HLCA move cheer
SHEEP producers have welcomed MAFFs decision not to cut the maximum number of sheep on which Hill Livestock Compensatory Allowances can be paid.
A statutory instrument had been laid in late October paving the way for the stocking limit to be cut from 9 ewes/ha to 6 ewes/ha in the Disadvantaged Areas, which would have reduced payments for many upland farmers.
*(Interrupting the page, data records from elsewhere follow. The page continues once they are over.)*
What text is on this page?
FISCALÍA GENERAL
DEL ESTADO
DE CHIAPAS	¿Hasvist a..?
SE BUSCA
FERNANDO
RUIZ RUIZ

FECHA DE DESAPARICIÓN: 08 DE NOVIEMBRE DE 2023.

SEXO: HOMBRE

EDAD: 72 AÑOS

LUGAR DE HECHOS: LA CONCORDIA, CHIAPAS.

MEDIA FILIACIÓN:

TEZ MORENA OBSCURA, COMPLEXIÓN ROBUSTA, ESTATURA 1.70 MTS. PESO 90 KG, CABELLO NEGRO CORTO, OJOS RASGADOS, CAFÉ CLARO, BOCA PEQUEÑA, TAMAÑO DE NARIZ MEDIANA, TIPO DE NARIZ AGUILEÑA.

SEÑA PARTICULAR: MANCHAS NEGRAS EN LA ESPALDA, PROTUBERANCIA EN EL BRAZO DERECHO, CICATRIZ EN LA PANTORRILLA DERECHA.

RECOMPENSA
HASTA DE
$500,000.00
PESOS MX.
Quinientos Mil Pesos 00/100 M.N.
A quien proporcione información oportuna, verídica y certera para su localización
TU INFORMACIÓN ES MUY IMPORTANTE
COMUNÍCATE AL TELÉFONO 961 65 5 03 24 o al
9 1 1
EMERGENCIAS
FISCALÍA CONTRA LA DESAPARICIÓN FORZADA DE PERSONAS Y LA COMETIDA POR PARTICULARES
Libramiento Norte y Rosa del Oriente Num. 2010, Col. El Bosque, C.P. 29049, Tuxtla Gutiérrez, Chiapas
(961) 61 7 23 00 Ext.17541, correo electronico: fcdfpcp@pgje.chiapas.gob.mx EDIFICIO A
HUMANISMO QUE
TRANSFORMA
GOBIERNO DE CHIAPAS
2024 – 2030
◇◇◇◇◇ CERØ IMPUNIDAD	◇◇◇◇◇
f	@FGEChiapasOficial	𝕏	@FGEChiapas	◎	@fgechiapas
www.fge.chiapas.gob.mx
This was depsite government assurances that hill farmers would not be made worse off.
But regulations laid before parliament last week confirm the limit will remain at nine ewes. "We welcome the move not to cut the maximum number as was originally proposed, but it shows the fragility of government support to one of the most vulnerable areas of UK farming," said Shropshire NFUs LFA chairman, David Littlehales.
Under the HLCA legislation, there are a number of thresholds that put an upper limit on the level of payment:
• A monetary limit of £81.13/ha (£32.83/acre) in the Severely Disadvantaged Areas and £60.85/ha (£24.63/acre) in the Disadvantaged Areas.
• A UK stocking limit of 6 ewes/ha in the SDAs and 9 ewes/ha in the DAs.
• An EU stocking limit of 1.4 cows/ha and 9.3 ewes/ha in both SDAs and DAs.
But there are also certain minumum payments set by Brussels, and for this reason MAFF has had to raise the rate of HLCA for sheep in the DAs from £2.44/head to £2.65/head.
The NFU is quick to point out that, unlike most other Member States, the rates in the UK are close to the minimum in all categories.